Les investissements en stocks ont également porté le PIB mais plus globalement, les investissements fixes non résidentiels des entreprises (logiciels, R&D, équipements et structures) ont ralenti à 2,7 %, contre 5,4 %. Plus ennuyeux, les dépenses de consommation n’ont augmenté que de 0,6 % au premier trimestre contre 1,5 % fin 2018, probablement en raison de l’incertitude liée au shutdown.
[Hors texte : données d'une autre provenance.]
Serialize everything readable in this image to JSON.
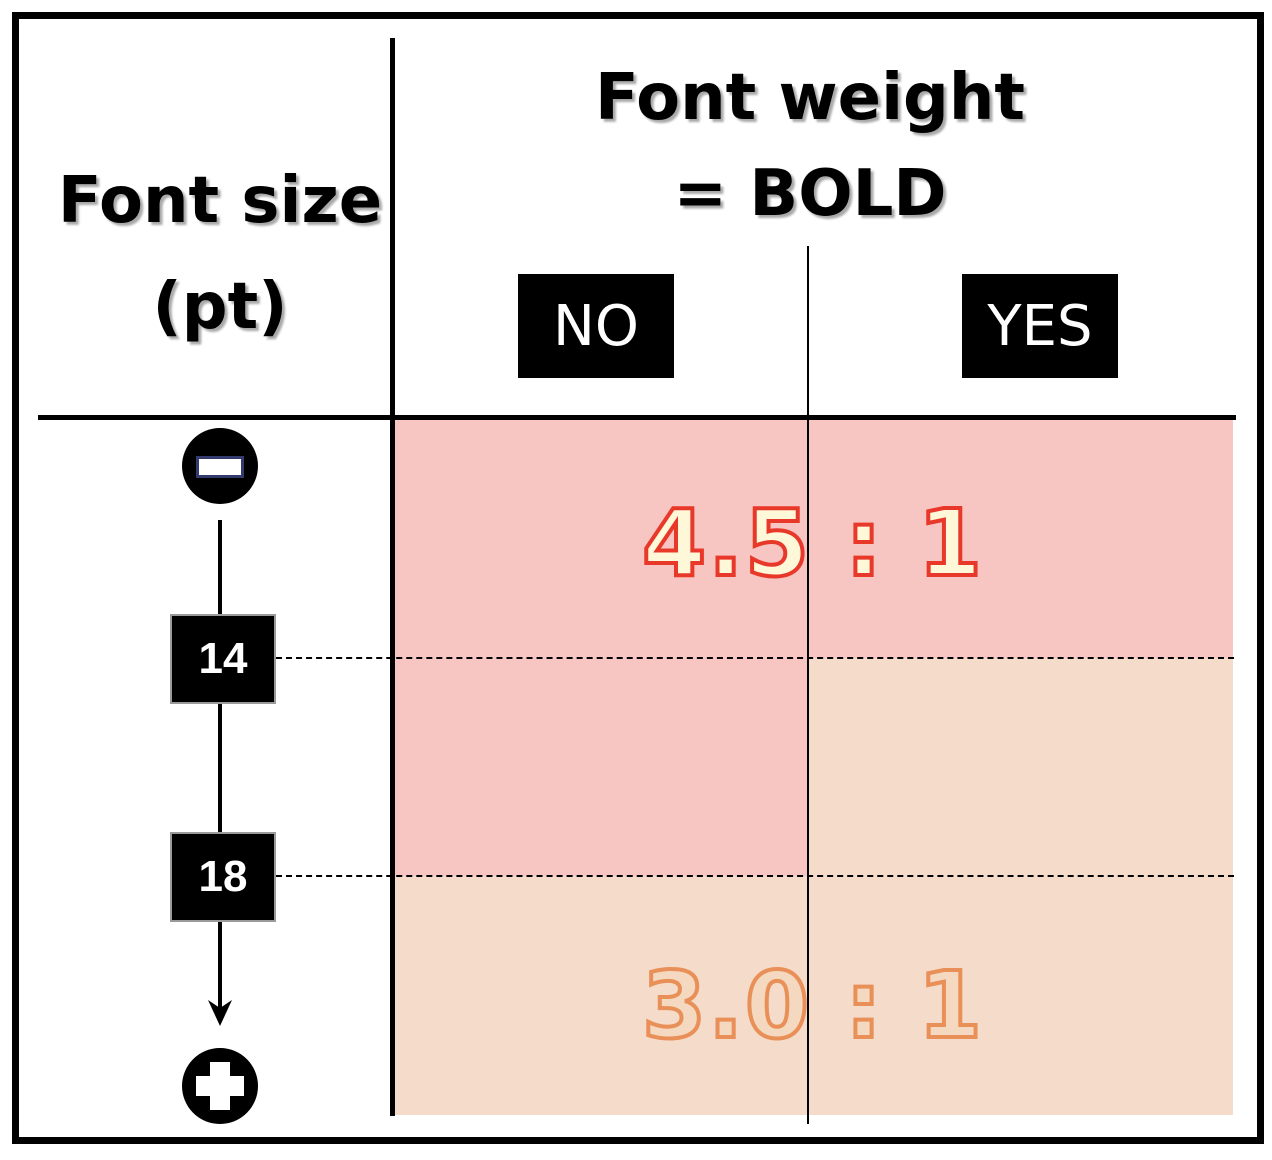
{
  "header": {
    "size_title_line1": "Font size",
    "size_title_line2": "(pt)",
    "weight_title_line1": "Font weight",
    "weight_title_line2": "= BOLD",
    "no_label": "NO",
    "yes_label": "YES"
  },
  "axis": {
    "tick_14": "14",
    "tick_18": "18",
    "top_icon": "minus-circle-icon",
    "bottom_icon": "plus-circle-icon"
  },
  "ratios": {
    "normal": "4.5 : 1",
    "large": "3.0 : 1"
  },
  "colors": {
    "normal_zone": "#f8c6c2",
    "large_zone": "#f5dcca",
    "normal_text": "#e8382a",
    "large_text": "#e89058",
    "normal_fill": "#fff8d8",
    "large_fill": "#f5d8c0"
  }
}
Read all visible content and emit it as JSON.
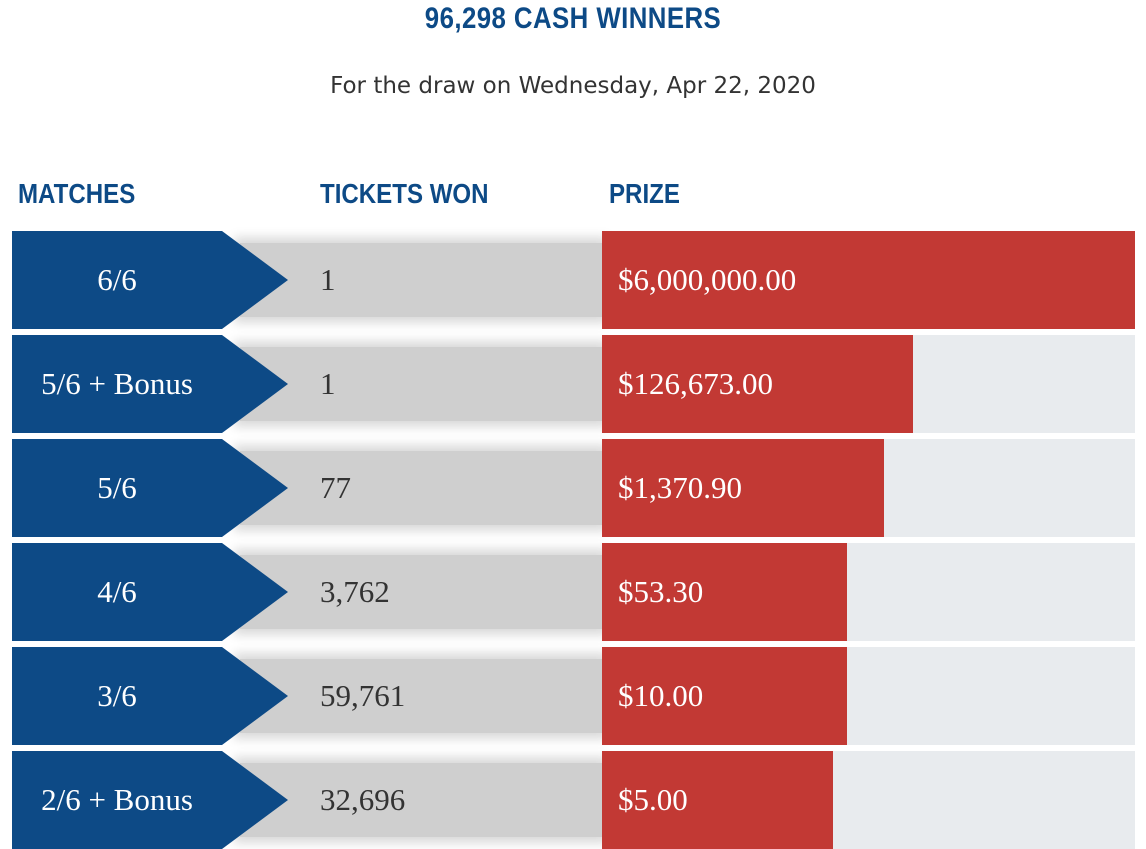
{
  "header": {
    "title": "96,298 CASH WINNERS",
    "subtitle": "For the draw on Wednesday, Apr 22, 2020"
  },
  "columns": {
    "matches": "MATCHES",
    "tickets": "TICKETS WON",
    "prize": "PRIZE"
  },
  "rows": [
    {
      "match": "6/6",
      "tickets": "1",
      "prize": "$6,000,000.00",
      "bar_fraction": 1.0
    },
    {
      "match": "5/6 + Bonus",
      "tickets": "1",
      "prize": "$126,673.00",
      "bar_fraction": 0.584
    },
    {
      "match": "5/6",
      "tickets": "77",
      "prize": "$1,370.90",
      "bar_fraction": 0.529
    },
    {
      "match": "4/6",
      "tickets": "3,762",
      "prize": "$53.30",
      "bar_fraction": 0.46
    },
    {
      "match": "3/6",
      "tickets": "59,761",
      "prize": "$10.00",
      "bar_fraction": 0.46
    },
    {
      "match": "2/6 + Bonus",
      "tickets": "32,696",
      "prize": "$5.00",
      "bar_fraction": 0.433
    }
  ],
  "colors": {
    "navy": "#0d4a86",
    "red": "#c23934",
    "track": "#e8ebee",
    "tickets_band": "#cfcfcf"
  }
}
Et surtout, l’inflation cœur - qui exclut l’alimentation et l’énergie - n’a progressé que de 1,3 %, loin de l’objectif à 2 % de la Fed.

Pour autant, les données récentes laissent penser que la consommation devrait accélérer dans les prochains mois. La semaine dernière, les ventes au détail de mars ont ainsi progressé de 1,6 % , soit la plus forte hausse mensuelle en 18 mois. Et selon James Smith, économiste chez ING : "il y a de bonnes raisons de penser que les dépenses de consommation vont être solides dans les prochains mois. Le marché de l’emploi est fort, et avec l’émergence de pénuries de compétences dans différents secteurs, la hausse des salaires a accéléré".

Tous ces facteurs penchent donc en faveur d’un maintien du statu quo de la Fed, qui se réunit mardi et mercredi prochain et ne prévoit plus de hausse des taux en 2019. Même si inquiets de l’évolution de la conjoncture, les marchés ont pour l’instant pricé la possibilité d’une baisse des taux d’ici l’an prochain.

Et le conseiller économique Larry Kudlow a lui-même plaidé dans ce sens sur la chaîne télévisée CNBC ce matin : "le taux d’inflation continue à baisser encore et encore. Selon les porte-parole de la Fed, depuis le président et en dessous, cela pourrait ouvrir la porte à une réduction du taux cible", a-t-il déclaré. Un scénario de baisse des taux qui ferait certes les affaires de l'administration Trump, mais que Jerome Powell, le président de la Réserve Fédérale, a pourtant écarté formellement lors de sa dernière conférence de presse en mars.